The C-TERMINUS of AtGRIP Is Crucial for Its Self-Association and for Targeting to Golgi Stacks in Arabidopsis

Background In animals and fungi, dimerization is crucial for targeting GRIP domain proteins to the Golgi apparatus. Only one gene in the Arabidopsis genome, AtGRIP, codes for a GRIP domain protein. It remains unclear whether AtGRIP has properties similar to those of GRIP domain proteins. Results In this study, western blot and yeast two-hybrid analyses indicated that AtGRIPs could form a parallel homodimer. In addition, yeast two-hybrid analysis indicated that AtGRIPaa711–753, AtGRIPaa711–766 and AtGRIPaa711–776 did not interact with themselves, but the intact GRIP domain with the AtGRIP C-terminus did. Confocal microscopy showed that only an intact GRIP domain with an AtGRIP C-terminus could localize to the Golgi stacks in Arabidopsis leaf protoplasts. A BLAST analysis showed that the C-terminus of GRIP proteins was conserved in the plant kingdom. Mutagenesis and yeast two-hybrid analyses showed that the L742 of AtGRIP contributed to dimerization and was crucial for Golgi localization. Conclusions These results indicate that the C-terminus of GRIP proteins is essential for self-association and for targeting of Golgi stacks in plant cells.
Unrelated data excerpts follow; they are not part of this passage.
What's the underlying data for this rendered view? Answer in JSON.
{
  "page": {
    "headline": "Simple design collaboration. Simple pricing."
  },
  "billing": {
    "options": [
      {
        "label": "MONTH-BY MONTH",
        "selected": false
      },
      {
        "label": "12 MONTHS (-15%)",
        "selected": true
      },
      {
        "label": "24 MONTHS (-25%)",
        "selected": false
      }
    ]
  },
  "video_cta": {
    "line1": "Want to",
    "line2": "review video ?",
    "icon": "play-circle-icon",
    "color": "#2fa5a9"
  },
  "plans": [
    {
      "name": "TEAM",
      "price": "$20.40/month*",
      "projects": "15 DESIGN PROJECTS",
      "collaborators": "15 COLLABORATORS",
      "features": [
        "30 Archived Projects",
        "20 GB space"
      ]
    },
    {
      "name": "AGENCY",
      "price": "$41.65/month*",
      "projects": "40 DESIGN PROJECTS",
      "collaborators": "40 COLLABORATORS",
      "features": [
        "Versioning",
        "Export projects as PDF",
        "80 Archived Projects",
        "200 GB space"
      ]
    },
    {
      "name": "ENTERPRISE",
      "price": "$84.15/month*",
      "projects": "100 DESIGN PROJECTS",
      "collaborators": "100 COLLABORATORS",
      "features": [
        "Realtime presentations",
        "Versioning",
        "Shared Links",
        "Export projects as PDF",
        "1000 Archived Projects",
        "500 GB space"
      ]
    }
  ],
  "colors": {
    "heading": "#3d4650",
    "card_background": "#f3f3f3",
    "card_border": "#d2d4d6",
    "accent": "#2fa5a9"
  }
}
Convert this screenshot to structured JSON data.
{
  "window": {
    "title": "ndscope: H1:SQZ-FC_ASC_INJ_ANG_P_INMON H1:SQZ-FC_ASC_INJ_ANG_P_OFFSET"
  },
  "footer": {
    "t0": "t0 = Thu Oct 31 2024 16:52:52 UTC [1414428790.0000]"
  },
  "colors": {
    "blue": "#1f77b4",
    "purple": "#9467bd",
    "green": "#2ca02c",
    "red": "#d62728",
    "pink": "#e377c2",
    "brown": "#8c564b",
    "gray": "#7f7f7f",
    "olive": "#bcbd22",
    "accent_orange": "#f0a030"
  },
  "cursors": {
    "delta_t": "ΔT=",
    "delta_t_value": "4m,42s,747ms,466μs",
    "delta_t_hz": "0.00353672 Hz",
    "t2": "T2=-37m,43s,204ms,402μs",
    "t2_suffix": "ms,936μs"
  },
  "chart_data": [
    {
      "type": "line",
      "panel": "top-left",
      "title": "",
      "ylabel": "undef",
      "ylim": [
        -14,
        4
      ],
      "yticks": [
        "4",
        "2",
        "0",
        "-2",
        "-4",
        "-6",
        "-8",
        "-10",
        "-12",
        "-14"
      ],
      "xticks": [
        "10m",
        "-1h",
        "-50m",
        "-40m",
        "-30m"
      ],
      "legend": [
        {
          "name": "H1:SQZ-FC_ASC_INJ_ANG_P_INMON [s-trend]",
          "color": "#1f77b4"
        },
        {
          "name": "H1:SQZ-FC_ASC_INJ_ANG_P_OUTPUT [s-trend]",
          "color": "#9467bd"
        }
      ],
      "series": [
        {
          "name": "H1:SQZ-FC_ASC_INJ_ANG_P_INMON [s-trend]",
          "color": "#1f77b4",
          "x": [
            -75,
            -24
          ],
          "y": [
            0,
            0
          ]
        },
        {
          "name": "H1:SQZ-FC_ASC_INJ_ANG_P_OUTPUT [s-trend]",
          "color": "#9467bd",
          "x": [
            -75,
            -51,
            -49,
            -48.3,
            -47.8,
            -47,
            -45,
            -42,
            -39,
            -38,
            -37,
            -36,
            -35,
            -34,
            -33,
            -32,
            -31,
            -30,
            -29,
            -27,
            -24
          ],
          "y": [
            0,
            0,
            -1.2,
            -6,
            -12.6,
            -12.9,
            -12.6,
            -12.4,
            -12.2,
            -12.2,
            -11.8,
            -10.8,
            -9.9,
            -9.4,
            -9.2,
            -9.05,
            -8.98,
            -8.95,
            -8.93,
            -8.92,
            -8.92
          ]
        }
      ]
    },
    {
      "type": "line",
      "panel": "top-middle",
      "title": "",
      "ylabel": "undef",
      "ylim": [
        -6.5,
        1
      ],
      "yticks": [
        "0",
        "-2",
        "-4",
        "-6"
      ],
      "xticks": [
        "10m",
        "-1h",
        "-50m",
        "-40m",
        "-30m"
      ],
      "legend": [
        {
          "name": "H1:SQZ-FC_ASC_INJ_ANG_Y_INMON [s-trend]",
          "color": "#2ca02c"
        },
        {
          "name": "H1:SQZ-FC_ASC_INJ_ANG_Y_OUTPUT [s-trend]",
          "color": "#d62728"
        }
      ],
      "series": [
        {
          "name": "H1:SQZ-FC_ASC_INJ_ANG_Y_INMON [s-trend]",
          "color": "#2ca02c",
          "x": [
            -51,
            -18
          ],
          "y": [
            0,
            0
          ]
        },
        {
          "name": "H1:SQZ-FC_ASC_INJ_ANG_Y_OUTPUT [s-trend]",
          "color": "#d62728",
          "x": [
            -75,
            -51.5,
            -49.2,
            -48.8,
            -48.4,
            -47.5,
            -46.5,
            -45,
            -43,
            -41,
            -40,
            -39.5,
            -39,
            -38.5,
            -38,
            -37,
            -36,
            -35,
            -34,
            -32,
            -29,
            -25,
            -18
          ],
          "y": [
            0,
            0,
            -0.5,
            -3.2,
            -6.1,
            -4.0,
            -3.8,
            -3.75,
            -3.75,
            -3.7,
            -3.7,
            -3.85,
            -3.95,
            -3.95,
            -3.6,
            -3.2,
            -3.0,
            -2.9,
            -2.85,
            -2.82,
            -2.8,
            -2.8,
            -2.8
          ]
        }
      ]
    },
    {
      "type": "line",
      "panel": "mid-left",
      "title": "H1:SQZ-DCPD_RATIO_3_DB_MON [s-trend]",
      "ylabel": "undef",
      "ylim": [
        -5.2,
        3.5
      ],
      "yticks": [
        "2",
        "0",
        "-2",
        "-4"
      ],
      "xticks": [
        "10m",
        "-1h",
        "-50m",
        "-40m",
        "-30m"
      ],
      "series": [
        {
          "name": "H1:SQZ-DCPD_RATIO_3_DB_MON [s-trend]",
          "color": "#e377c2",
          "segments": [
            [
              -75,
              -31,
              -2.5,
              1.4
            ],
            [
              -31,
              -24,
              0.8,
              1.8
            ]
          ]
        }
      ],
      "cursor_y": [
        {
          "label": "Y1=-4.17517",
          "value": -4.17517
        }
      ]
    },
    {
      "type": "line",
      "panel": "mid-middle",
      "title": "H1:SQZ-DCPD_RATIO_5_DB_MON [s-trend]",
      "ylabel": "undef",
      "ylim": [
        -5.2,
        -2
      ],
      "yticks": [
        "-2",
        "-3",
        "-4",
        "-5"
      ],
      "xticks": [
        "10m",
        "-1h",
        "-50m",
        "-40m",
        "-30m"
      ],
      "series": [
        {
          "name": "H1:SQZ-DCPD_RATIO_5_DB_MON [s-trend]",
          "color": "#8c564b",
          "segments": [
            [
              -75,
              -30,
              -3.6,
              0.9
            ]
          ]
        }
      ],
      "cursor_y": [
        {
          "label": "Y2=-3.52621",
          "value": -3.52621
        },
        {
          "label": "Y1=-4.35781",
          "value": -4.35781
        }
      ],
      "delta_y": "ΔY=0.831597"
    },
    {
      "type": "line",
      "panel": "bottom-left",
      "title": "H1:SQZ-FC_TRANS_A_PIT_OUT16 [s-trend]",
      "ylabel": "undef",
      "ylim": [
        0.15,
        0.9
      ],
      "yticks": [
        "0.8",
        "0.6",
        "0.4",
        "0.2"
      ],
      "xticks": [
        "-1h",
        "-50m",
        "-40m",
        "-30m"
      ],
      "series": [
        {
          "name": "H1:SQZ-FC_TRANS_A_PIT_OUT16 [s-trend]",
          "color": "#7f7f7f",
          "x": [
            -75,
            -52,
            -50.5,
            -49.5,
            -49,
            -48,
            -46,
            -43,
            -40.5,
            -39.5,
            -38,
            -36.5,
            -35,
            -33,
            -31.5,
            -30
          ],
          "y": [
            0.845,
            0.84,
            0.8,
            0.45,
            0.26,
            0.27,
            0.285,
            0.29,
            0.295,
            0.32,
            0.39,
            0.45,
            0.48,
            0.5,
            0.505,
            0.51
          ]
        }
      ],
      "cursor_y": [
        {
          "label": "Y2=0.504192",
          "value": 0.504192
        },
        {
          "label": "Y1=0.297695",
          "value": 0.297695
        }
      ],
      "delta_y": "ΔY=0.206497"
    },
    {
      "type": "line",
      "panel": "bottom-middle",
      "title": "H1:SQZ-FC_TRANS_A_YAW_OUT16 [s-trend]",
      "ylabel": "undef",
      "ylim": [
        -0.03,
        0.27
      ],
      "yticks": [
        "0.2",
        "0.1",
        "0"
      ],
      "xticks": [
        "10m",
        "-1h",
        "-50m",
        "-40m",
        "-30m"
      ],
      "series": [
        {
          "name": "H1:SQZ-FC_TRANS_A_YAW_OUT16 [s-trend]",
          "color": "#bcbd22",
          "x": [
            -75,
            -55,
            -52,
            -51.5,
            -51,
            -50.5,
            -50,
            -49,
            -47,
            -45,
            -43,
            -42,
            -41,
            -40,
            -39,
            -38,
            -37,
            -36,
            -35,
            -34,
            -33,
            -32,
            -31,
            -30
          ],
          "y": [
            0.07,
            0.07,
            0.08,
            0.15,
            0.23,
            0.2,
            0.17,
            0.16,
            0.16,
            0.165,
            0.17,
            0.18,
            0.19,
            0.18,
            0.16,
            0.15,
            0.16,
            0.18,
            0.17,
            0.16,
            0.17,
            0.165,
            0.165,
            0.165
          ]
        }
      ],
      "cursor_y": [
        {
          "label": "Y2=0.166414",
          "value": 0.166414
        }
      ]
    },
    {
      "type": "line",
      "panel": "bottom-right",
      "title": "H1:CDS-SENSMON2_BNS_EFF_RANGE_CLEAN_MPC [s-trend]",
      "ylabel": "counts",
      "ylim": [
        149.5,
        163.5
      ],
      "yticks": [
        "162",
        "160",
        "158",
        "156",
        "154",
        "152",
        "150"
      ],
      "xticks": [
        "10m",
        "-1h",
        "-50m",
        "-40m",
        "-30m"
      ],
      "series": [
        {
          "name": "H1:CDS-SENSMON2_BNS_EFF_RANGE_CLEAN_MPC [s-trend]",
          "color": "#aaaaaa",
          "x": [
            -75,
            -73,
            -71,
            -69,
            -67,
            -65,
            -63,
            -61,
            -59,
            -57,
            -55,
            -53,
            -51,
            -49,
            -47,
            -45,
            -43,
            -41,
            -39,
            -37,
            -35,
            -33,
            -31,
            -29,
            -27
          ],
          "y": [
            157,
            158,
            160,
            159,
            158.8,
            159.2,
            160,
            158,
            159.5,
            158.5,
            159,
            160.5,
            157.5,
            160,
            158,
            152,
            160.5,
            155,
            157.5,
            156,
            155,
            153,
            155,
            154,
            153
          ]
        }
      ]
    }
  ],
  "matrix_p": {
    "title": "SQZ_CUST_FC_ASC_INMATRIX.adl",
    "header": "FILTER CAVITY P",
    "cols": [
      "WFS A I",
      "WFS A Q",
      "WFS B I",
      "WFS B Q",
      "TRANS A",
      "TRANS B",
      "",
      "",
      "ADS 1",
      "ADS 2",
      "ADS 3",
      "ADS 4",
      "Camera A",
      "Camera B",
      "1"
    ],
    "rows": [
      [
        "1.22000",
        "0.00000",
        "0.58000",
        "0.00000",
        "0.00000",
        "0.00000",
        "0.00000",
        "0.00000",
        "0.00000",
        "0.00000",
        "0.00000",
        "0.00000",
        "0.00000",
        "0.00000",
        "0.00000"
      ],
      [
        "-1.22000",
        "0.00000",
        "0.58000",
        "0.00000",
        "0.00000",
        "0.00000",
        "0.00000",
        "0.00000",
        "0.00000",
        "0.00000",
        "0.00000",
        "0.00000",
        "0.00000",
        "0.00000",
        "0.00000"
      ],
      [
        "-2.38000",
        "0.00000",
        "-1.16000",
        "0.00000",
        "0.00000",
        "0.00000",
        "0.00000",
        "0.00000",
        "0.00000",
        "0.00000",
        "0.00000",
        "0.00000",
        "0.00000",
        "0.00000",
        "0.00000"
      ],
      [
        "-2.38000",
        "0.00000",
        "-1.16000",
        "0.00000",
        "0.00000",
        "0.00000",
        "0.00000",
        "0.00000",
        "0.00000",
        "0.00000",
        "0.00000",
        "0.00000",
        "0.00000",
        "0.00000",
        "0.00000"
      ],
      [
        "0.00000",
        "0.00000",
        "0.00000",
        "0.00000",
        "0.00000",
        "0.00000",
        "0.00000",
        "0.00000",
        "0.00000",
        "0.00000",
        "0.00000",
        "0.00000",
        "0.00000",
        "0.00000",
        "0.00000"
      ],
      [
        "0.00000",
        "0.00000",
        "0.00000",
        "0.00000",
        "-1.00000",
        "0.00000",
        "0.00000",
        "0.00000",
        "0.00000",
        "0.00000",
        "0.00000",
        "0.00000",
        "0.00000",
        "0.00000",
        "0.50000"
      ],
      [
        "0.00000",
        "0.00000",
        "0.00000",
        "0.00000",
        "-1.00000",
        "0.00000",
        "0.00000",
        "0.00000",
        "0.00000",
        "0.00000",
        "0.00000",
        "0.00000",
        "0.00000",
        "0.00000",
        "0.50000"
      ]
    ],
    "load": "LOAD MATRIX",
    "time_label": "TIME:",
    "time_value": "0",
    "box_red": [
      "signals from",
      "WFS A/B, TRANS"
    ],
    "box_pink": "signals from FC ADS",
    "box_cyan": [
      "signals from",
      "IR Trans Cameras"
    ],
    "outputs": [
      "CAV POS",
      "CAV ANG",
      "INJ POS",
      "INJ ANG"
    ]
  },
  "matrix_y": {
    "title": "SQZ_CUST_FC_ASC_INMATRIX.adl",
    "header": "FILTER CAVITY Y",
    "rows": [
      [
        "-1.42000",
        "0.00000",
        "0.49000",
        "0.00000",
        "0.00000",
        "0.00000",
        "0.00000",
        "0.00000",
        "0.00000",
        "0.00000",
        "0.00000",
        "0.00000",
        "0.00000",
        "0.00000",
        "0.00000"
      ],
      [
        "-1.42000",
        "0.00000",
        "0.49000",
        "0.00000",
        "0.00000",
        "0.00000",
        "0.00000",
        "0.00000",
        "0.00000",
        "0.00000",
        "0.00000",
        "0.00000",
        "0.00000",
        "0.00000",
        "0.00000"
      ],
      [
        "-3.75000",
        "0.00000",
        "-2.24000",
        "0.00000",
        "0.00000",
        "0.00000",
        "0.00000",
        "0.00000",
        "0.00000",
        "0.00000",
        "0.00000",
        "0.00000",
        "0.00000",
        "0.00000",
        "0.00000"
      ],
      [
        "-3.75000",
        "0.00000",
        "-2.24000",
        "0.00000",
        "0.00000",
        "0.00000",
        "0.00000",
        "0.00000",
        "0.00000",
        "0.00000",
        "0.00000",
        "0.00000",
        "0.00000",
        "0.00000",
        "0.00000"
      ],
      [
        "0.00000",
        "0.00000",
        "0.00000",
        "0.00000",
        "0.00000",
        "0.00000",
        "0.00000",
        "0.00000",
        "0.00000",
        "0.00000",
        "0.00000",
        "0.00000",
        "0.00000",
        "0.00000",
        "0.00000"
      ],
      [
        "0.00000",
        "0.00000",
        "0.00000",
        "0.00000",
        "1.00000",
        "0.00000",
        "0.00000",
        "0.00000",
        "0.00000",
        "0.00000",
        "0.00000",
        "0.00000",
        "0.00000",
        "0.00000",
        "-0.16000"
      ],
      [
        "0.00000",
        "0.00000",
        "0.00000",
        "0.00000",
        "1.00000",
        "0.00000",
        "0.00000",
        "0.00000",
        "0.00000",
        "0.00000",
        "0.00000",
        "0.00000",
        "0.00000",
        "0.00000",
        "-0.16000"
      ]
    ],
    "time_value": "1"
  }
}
We suggest that several properties of GRIP proteins differ between plant and animal cells.

• Publication year

  2014

• Venue

  PLoS ONE

• Publication date

  2014-06-05

• Fields of study

  Biology, Medicine

• Identifiers
  DOI 10.1371/journal.pone.0098963PMID 24901770PMCID 4047078
• External record

  Open on Semantic Scholar

• Source metadata

  Semantic Scholar, PubMed

• No claims are published for this paper.

• No concepts are published for this paper.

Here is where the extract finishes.